Reputation: 196
I currently have some HIVE code that creates a table where I declare all the column names and type. Then I use "load data inpath" to load a CSV into that table so I can then join to my database tables. The problem lies in that sometimes the CSV columns maybe in a different order. I can not control that as it is sent to me from a different source. I am wondering if there is a way to create the temp table I do daily without declaring the column names and just allow it to read from the CSV. This would allow me to not have to manually review the file every morning to check the columns are in the right order?
Upvotes: 1
Views: 783
Reputation: 49260
Because the column order keeps changing, as a first step you could use a shell script to read the header columns and generate a create table
script for the temp table. Thereafter,execute the generated create table string and load
the file into the temp table. From temp table, you can then load it to the target table.
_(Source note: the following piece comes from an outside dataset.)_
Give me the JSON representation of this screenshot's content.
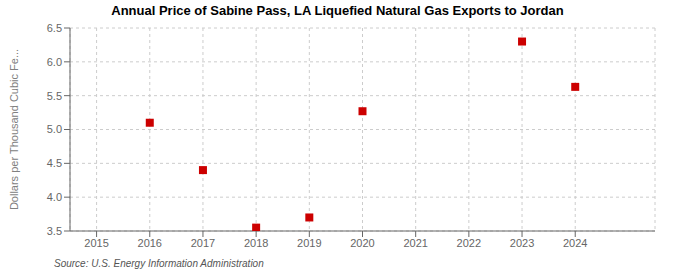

A sample bash script to give you an idea.
#!/bin/bash
#File check
if [ -s "$1" ]
then echo "File $1 exists and is non-empty"
else
echo "File $1 does not exist or is empty"
fi
create_tbl_cmd="create table tblname ("
#Get fields from file header
fields=`head -1 $1`
#add string as the datatype for each field
fields="${fields//,/ string,} string)"
create_table_cmd="$create_tbl_cmd$fields"
#echo $create_table_cmd
#Execute the $create_table_cmd using Beeline or Hive command line invoking the necessary command
#Execute the Load into temp table
#Execute the Insert from temp table to target table
Execute the bash script above with the csv file argument as
bash scriptname.sh filename.csv
Upvotes: 3